Challis und Murphy arbeiten für die Crime Investigation Unit, der CIU, auf der Mornington Peninsula, eine gute Stunde südlich von Melbourne. Auf dieser Halbinsel toben die typischen Verdrängungskämpfe des 21. Jahrhunderts. Bisher lebten hier die kleinen Angestellten und Arbeiter, die es sich nicht mehr leisten konnten, im florierenden Melbourne zu wohnen. Nun drängen die Städter hierher, zum Kurzurlaub, in die Wochenendhäuser, in die Villa. IT-Millionäre, vermögende Ruheständler, die Profiteure der Immobilienkrise und koksende Footballer. Das neue Geld zelebriert sich auf Gartenparty, Volljährigkeitsfeiern, bei Verkostungen von Jahrgangsweinen. Die Abgehängten rächen sich mit Schmierereien an den Einfahrten: "Hier wohnt ein Proll mit Geld", sprühen sie an die Mauern, "Geschmack lässt sich nicht kaufen" oder "So stelle ich mir meinen steifen Pimmel vor."

In einer derart angespannten Situation entfaltet die Vergewaltigung junger Frauen besonders toxische Wirkung, vor allem in der CIU selbst: Polizisten mit fehlendem Knowhow treffen auf Polizisten mit mangelndem Anstand. In diesem Fall kommt hinzu, dass der Täter eine Polizeiuniform trägt und erkennbar über kriminaltechnisches Wissen verfügt.
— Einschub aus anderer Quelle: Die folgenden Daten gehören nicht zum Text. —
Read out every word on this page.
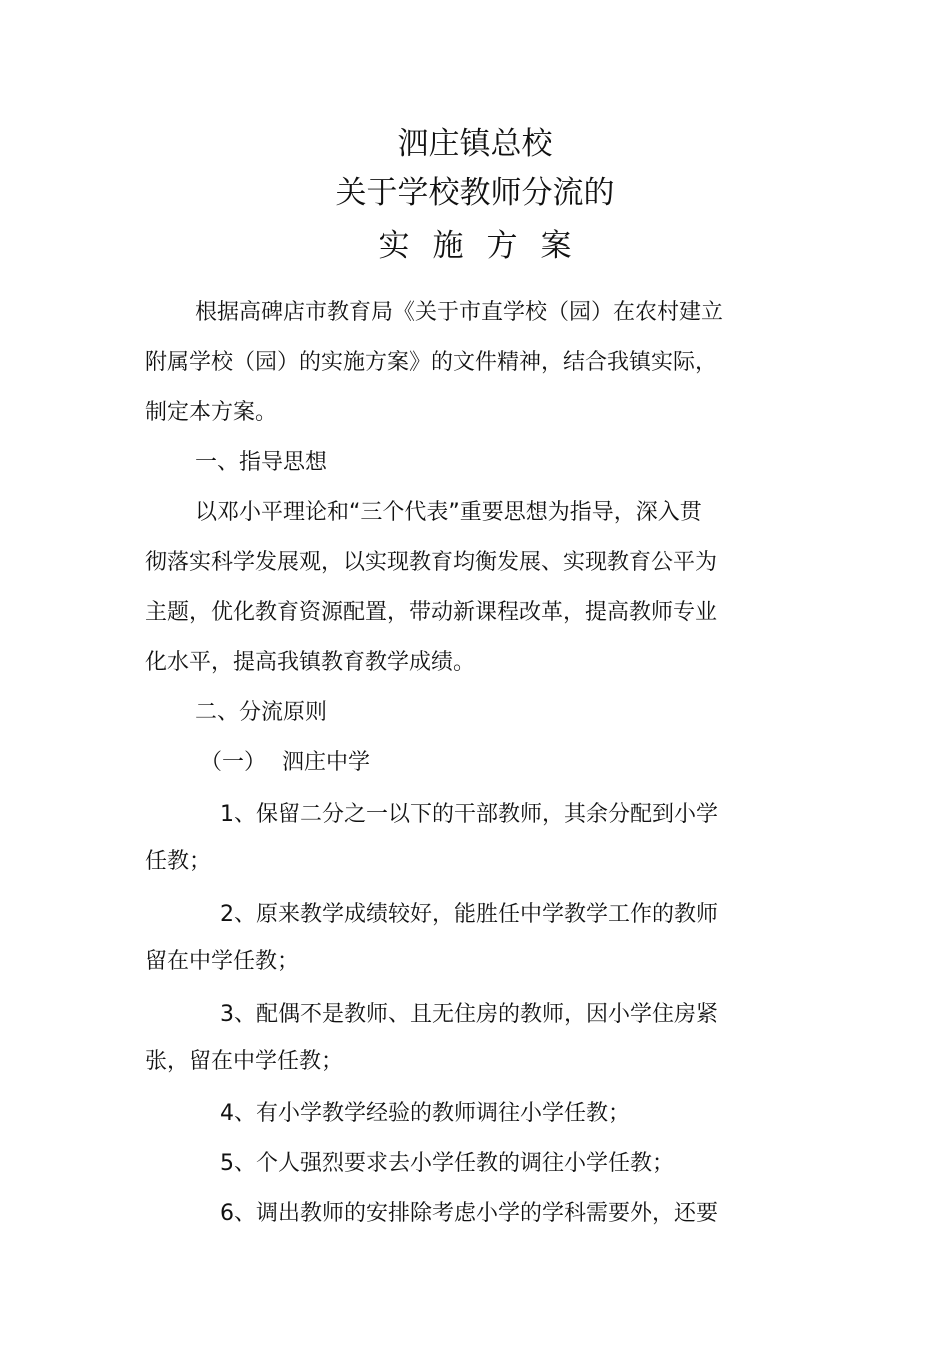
泗庄镇总校
关于学校教师分流的
实施方案
根据高碑店市教育局《关于市直学校（园）在农村建立
附属学校（园）的实施方案》的文件精神，结合我镇实际，
制定本方案。
一、指导思想
以邓小平理论和“三个代表”重要思想为指导，深入贯
彻落实科学发展观，以实现教育均衡发展、实现教育公平为
主题，优化教育资源配置，带动新课程改革，提高教师专业
化水平，提高我镇教育教学成绩。
二、分流原则
（一） 泗庄中学
1、保留二分之一以下的干部教师，其余分配到小学
任教；
2、原来教学成绩较好，能胜任中学教学工作的教师
留在中学任教；
3、配偶不是教师、且无住房的教师，因小学住房紧
张，留在中学任教；
4、有小学教学经验的教师调往小学任教；
5、个人强烈要求去小学任教的调往小学任教；
6、调出教师的安排除考虑小学的学科需要外，还要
Hallis und Murphy sind ein sympathisches Duo, sie ermitteln mit ruhiger Entschlossenheit und zusammen mit einer Spezialistin für Sexualverbrechen aus Melbourne. Murphy setzt gerade ihre Antidepressiva ab und stürzt sich prompt in ein Affäre mit ihrer neuen Kollegin, doch ansonsten folgt sie beharrlich dem Pfad polizeilicher Tugend: Was weiß ich? Was weiß ich noch nicht? Wie finde ich es heraus? Hallis ist nur noch Ermittler auf Zeit. Mit politischen Äußerungen in der Zeitung hat er die gesamte Polizeiführung gegen sich aufgebracht. Er erwartet jeden Tag seine Suspendierung.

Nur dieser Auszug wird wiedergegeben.